Ukraine’s general staff say Russian forces shelled Sloviansk and Kramatorsk, the twin cities in the heart of Donetsk Oblast that are deemed to form the Russians’ ultimate goal.

The head of Donetsk Oblast, Pavlo Kyrylenko, says Russian forces shelled civilian infrastructure and housing along the entire length of the front line in the Donbas.

July 10

Russian rocket attacks in Kharkiv district destroy a school, and in Chasovoy Yar they level a high-rise building, reportedly killing six and burying dozens of people in the rubble. An Iskander missile lands in the city of Kharkiv.

Ukraine protests against the return to Germany of a turbine that operates on Nord Stream 1, after it underwent repairs at Siemens’ Canadian subsidiary. Ukraine’s foreign ministry says this goes against the sanctions regime on Russia. Turbines are used to pressurise gas pipelines and increase their capacity to deliver gas, but Ukraine says NS1 can easily operate at a higher capacity using its existing turbines, or use alternative pipelines crossing Polish and Ukrainian territory.

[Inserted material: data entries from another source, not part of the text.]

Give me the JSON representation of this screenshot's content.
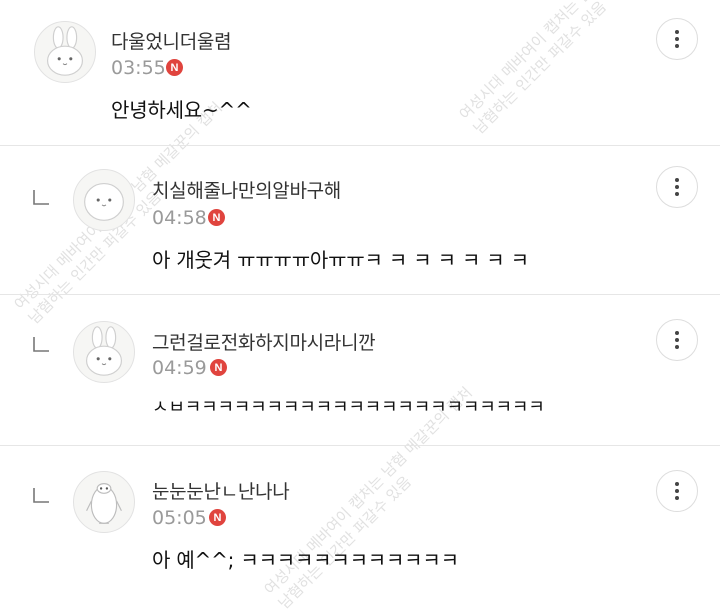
{
  "comments": [
    {
      "author": "다울었니더울렴",
      "time": "03:55",
      "badge": "N",
      "text": "안녕하세요~^^",
      "avatar_icon": "rabbit-icon"
    },
    {
      "author": "치실해줄나만의알바구해",
      "time": "04:58",
      "badge": "N",
      "text": "아 개웃겨 ㅠㅠㅠㅠ아ㅠㅠㅋ ㅋ ㅋ ㅋ ㅋ ㅋ ㅋ",
      "avatar_icon": "round-face-icon",
      "reply_icon": "reply-arrow-icon"
    },
    {
      "author": "그런걸로전화하지마시라니깐",
      "time": "04:59",
      "badge": "N",
      "text": "ㅅㅂㅋㅋㅋㅋㅋㅋㅋㅋㅋㅋㅋㅋㅋㅋㅋㅋㅋㅋㅋㅋㅋㅋ",
      "avatar_icon": "rabbit-icon",
      "reply_icon": "reply-arrow-icon"
    },
    {
      "author": "눈눈눈난ㄴ난나나",
      "time": "05:05",
      "badge": "N",
      "text": "아 예^^; ㅋㅋㅋㅋㅋㅋㅋㅋㅋㅋㅋㅋ",
      "avatar_icon": "penguin-icon",
      "reply_icon": "reply-arrow-icon"
    }
  ],
  "more_menu_icon": "more-vertical-icon",
  "watermark": {
    "line1": "여성시대 메바여이 캡처는 남혐 메갈꾼의 캡처",
    "line2": "남혐하는 인간만 퍼갈수 있음"
  },
  "colors": {
    "badge": "#e0443e",
    "time": "#9a9a9a",
    "divider": "#e6e6e6"
  }
}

Ukraine’s agriculture ministry says it can export grains following the removal of Russian forces from Snake Island and the freeing of the Bystre passage.

July 11

Russian forces continue efforts to move south along the E40 highway from Izyum to Sloviansk in Donetsk Oblast.

Russia fires four X-31 missiles at coastal Odesa Oblast. There are no reported casualties.

Ukraine reports that Czech Mi-24B attack helicopters had entered active duty.

Putin signs a decree extending fast-track Russian citizenship procedures to all Ukrainians. Previously they had been offered only to citizens of the occupied Luhansk, Donetsk, Zaporizhia and Kherson oblasts. Ukraine calls it “yet another encroachment on Ukraine’s sovereignty and territorial integrity”. The EU’s high representative later says the EU will not recognise Russian passports issued to Ukrainians in occupied territories.

The Nord Stream 1 gas pipeline shuts down for 10-day maintenance. Some European officials fear it will not restart, depriving Europe of the opportunity to fill its gas storage to 85 percent of capacity before winter. US investment bank Goldman Sachs estimates a Russian gas shutoff would cause a 65 percent spike in European energy prices over winter.

July 12

Russian forces continue small-scale ground assaults in the Sloviansk and Bakhmut areas in Donetsk Oblast.

Mykolaiv is subjected to “massive rocket fire”, with two medical facilities and homes destroyed.

The Institute for the Study of War says, “Russian forces continue to regroup, rest, refit, and reconstitute; bombard critical areas to set conditions for future ground offensives; and conduct limited probing attacks.”

The UN’s Office of the Commissioner for Human Rights says 5,024 civilians are confirmed killed due to Russia’s invasion of Ukraine.